Célébration du 8 chez DeWitt.

Au fond du couloir peuplé de machines anciennes vénérées par le maître des lieux, en marge des tableaux du passé remis à l’heure via une audacieuse campagne de communication, et de ceux du présent réalisés par l’artiste peintre Claude Weisbuch, l’ami proche…. la nouvelle collection. Comme cette Twenty-8-Eight, née un 28 août et porteuse d’un discret hommage à l’essence impériale du Comte de Witt, dont le lointain ancêtre Napoléon fut intronisé un 28 Floréal du calendrier républicain.

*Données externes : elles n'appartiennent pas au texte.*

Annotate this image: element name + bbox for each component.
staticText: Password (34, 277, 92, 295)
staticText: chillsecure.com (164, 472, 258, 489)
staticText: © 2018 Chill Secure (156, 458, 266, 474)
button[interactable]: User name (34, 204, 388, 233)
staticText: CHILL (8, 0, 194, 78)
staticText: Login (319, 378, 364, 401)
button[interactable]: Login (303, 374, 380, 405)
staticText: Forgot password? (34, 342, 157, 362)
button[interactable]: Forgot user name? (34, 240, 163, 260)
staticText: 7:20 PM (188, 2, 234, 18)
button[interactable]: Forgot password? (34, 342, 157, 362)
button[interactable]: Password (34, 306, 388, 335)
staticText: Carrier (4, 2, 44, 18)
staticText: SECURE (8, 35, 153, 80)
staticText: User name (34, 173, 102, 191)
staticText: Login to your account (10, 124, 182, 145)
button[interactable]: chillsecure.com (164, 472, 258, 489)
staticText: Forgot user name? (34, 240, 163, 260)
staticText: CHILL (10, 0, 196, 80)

Qu’elle respire les codes de la marque, est une évidence: colonnes impériales affinées et plaquées sur les côtés, boîte amincie, conjugaison de caractère et de raffinement. Les techniques traditionnelles, en particulier celle du guillochage, profitent de la réhabilitation de machines du 18ème siècle encore en état d’émerveiller. Quant au calibre DW 8028, un tourbillon entièrement développé in house, il rivalise de performance et de raffinements faits main. 72 h de réserve de marche.

BorgeauD Watches et le Septagraph Perpétuel…

Après le Tourbillon ou la Répétition Minutes, le Septagraph Perpétuel est une nouvelle complication mère, signée BorgeauD Watches Switzerland. Au moyen d’un disque rétrograde colorant un « indicateur de réserve temporelle » en forme de flèche posée sur un cadran multi dimensionnel, grâce à un compteur situé entre les index 7 et 8, ce garde-temps célèbre 3000 ans d’observations astronomiques grâce à 450 ans de savoir faire horloger suisse. Tout dans ce garde-temps exclusif est suisse, du design à l’écrin, du cuir des bracelets au fournisseur de glace, en passant bien sûr par chaque composant du calibre BRG 11501. Le principe du Septagraph Perpétuel est de restituer à son possesseur -un initié à coup sûr, 1h30 chaque jour, de manière non consécutive. Une parenthèse qu’il mettra à profit pour cultiver ses intériorités et s’occuper de son recentrage personnel. Un luxe des plus suprêmes, au regard de la folle course du temps moderne, un refuge -ou un poste d’observation, niché dans l’oeil du cyclone temporel. C’est d’une poésie majusculaire, ça frise le BorgeauD code et les sempiternelles recherches graalistiques. Est-ce bien utile? En tous les cas, un périple en Asie vous en convaincra, tant le respect de cette tranche dédiée aux jours de la semaine est encore vivace.  C’est de l’ordre de l’hygiène de vie temporelle…. d’autant que le système ultra complexe est porteur de deux symbolique majeures, celle des chiffres 7 et 8. Par ailleurs, selon une étude produite par le Swatch Group, l’acheteur d’un chronographe n’utilise sa modeste complication en moyenne que 6mn la première année. Affaire à suivre donc, du côté de la Watch Gallery (Stand 25 – là où les journalistes trinqueront à l’ouverture du salon), du 17 au 25 mars prochain, à BaselWorld 2010. Le Fleurisan Marc Aeschacher tisse un pont entre les arts horlogers des Vallées puisque, du côté du Sentier, le nom Borgeaud est intrinsèquement lié à l’histoire du cru.